バッドトリップ! | ナノ
27

跡部は余裕ぶっているが、怪しい。疑わしい。
ペリペリとタマネギの皮を向きつつ横目で様子をうかがっていると、跡部は「両手で」包丁を握った。そしてニンジンを目の前に、テニスをするかのように構える。

「え、ぎゃーっストップ!待って!」
「さあ、ショータイムの始まりだ!!」
「ちょっ、包丁をラケットみたいに構えるのやめて!こっち来ないで包丁置いてー!!」
「俺様の美技に──」

私はタマネギを放り投げて台所から全力で飛び出すと、居間に放置していた買ったばかりの料理本をつかんでダッシュで引き返した。なんせあの跡部だ。テニヌプレイヤーだ。包丁をラケット代わりに振るったら何が起きるか分からない。ニンジンが木っ端みじんになるだけならいいが、変な技が出て、勢い余って台所自体を破壊してしまいかねない!

「タイム!タイム!ターイム!」
「……なんだ、せっかくこの俺様が華麗なる料理を見」
「ほら。包丁はこう持って使うの」

私は料理本の最初のページを開いて、そこに載っている写真を跡部に突きつけた。
跡部はしばらく沈黙し、そして形のいい唇をへの次に曲げた。

「切れればいいじゃねえか」
「ダメ。型は大事だよ。ほらテニスだってそうでしょ。最初は型を覚えて、それから自分流にするもんでしょ」
「まあ、そうだな」
「あ、そうだピーラーがあるんだった。皮はこれで剥いたらいいよ」

跡部は不満げだったが、案外素直にピーラーで皮を向き始めた。
ピーラーなら安全だ。跡部は器用だから手を怪我することはあるまい。私はほっとしてタマネギを切り始めたが、そのとたん跡部が声をあげた。

「これはどうするんだ?」
「どうって、歯の部分をニンジンに当ててシューッと」
「それはわかってる。だがどこまで剥きゃあいいんだ?」
「え。あーっ!」

跡部の目の前には薄くスライスされたニンジンが山盛りになっていた。跡部が手にしているのはニンジンの細い芯だけになっている。
私は驚愕して切ったタマネギを握りしめた。どんだけ高速で作業をしたんだ!?というか、ニンジンが!

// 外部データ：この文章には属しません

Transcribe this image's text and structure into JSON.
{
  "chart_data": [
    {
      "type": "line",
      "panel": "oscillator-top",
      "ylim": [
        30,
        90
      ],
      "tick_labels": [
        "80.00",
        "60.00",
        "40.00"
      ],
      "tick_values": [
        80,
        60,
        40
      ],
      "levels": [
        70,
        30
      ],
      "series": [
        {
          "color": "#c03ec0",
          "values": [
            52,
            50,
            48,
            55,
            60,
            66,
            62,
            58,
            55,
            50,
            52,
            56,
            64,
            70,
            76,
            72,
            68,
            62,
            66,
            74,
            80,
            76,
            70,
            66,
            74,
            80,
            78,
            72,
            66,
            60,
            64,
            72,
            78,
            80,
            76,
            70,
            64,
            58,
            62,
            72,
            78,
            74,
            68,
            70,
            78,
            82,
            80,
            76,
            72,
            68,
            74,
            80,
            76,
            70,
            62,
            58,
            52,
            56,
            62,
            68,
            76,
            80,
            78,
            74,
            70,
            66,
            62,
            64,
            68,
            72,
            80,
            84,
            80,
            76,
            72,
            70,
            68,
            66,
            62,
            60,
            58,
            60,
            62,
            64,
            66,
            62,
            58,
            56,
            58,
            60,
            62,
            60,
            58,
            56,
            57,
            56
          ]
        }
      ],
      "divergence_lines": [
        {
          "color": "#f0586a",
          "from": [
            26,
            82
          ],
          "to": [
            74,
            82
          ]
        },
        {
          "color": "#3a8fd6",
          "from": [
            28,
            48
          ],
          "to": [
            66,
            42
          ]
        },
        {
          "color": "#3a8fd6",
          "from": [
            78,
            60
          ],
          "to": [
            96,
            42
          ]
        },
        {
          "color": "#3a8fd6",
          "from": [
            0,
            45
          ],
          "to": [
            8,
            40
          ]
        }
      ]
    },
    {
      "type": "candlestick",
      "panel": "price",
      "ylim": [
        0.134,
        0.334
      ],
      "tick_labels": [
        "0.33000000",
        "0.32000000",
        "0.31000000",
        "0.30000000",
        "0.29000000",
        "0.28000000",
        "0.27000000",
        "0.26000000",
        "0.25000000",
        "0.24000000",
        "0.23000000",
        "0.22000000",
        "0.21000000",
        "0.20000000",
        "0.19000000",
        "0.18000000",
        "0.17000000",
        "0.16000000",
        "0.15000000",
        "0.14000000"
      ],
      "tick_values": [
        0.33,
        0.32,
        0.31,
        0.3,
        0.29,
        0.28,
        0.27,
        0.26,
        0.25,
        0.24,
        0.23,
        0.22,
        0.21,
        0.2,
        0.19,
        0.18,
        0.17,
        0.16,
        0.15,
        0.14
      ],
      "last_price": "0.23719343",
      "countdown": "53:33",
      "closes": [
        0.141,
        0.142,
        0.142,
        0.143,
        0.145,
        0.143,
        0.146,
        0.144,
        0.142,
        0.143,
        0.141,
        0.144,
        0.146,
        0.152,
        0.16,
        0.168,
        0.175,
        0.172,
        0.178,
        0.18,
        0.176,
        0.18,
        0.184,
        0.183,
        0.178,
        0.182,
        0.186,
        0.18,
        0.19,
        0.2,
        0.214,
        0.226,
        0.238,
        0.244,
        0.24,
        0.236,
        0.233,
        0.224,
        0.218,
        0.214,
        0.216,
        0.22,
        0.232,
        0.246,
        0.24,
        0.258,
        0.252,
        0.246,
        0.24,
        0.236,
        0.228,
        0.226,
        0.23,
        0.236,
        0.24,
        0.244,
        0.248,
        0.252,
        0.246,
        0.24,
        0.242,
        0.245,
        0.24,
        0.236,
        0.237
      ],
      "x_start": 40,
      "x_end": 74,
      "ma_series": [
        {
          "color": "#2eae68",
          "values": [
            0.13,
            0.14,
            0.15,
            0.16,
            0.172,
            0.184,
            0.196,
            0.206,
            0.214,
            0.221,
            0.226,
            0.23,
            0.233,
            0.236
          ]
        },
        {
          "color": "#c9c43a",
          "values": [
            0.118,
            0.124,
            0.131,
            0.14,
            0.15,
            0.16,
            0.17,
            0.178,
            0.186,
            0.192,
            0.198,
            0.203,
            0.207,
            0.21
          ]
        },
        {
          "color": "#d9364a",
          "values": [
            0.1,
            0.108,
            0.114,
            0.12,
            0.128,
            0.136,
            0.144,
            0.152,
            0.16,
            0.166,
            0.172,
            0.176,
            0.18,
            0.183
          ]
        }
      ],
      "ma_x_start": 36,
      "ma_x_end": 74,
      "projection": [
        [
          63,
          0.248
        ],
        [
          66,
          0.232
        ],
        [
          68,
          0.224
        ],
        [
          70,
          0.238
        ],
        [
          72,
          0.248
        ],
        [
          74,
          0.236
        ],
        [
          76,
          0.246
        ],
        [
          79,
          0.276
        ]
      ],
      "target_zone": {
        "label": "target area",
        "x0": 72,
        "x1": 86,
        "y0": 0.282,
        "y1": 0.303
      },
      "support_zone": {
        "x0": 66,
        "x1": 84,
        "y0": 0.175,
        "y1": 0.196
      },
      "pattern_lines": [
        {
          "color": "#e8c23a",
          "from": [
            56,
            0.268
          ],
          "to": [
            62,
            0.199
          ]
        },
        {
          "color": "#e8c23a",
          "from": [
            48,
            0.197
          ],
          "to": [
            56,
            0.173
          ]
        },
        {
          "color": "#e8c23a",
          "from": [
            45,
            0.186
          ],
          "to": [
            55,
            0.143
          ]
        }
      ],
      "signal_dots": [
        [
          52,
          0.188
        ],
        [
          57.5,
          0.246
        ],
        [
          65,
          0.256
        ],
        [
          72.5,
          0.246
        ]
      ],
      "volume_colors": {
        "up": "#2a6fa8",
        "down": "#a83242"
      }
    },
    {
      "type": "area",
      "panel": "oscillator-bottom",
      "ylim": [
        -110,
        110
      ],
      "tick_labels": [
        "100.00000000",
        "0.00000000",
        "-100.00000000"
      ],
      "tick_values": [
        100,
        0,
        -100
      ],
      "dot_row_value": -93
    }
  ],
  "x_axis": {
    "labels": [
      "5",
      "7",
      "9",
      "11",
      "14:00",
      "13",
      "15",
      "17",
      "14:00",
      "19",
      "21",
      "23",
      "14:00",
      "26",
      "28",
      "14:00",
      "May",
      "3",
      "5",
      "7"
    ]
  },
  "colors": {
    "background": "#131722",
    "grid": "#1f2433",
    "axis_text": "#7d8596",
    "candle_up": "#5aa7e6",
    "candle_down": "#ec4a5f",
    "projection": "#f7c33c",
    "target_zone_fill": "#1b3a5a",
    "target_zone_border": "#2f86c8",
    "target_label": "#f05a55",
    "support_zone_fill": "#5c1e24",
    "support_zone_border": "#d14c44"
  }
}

「ちょ、早い!っていうかニンジンの皮って!薄いもので!!」
「待て手を振り回すな!しぶきが飛ぶじゃねえか!」
「ごめん、でも……う、っくしゅ!」
「風邪か?……ッ!ックシ!んだこれは、目が痛え!?」
「大丈、夫、タマネギ、っくしゅ!を切ったらこうなるもので……ふえっぶし!」
「ックシ!ックシ!」

うっかりタマネギを持った手を振り回してしまったのがすべての敗因だった。涙がぼろぼろ出てろくに前が見えない。跡部もどうやら同じ状態らしくくしゃみを繰り返している。
ああ、野菜、もう一回洗った方がいいなあ。タマネギ切る前に換気扇かけとくべきだった。
後悔は先に立たないもので、私はぼろぼろと涙をこぼしながらティッシュを取りに再度居間に戻ることにした。


***


居間で、私と跡部は向き合って正座していた。

「……大変申し訳ありませんでした」
「俺も、悪かった」

頭を下げると跡部はバツが悪そうに顔をそらした。タマネギのせいでまだ涙目になっている。きっと私も同じだろう。
私はいたく反省した。一緒に料理をしようと誘っておきながら、超初心者の跡部にろくに指導もせずにカレーを作ろうとしてしまった。せっかく初心者向けの料理本を買ったのだから、それにしたがって基本に忠実に、着実に料理をすべきだった。それから、跡部のみならず自分自身も落ち着きがなかったと思う。

「あのね、せっかく跡部にぴったりな入門レシピを買ったんだからさ。二人でしっかり中を読んで、それに忠実に料理することにしない?」
「そうだな。俺様としたことが、つい焦っちまった。ところで倉本、どんな本を買ったんだ」

跡部は私の手からひょいと本をとりあげて表紙を見た。次の瞬間、跡部の額に青筋が浮く。

「アーン!?『サルでもわかる簡単レシピ』だと!?」
「え、あ、だって!それが一番簡単そうだったから」
「この本が俺様にぴったりだと!?」
「いいじゃん、私も読むんだし!」
「よくねえ!俺様がサル!?猿山の大将だと!?」
「そこまで言ってない。……もしかして向こうの世界で猿山の大将って言われてたとか?」
「……うるせえ」

跡部は私をジロリと睨むと忌々しげに本を開いた。そしてカレーのページを探し出して中を読んでいる。
私は「結局素直に読むのね」とツッコミたくなったが、言えば水を掛けることになりそうだったので大人しく黙っておいた。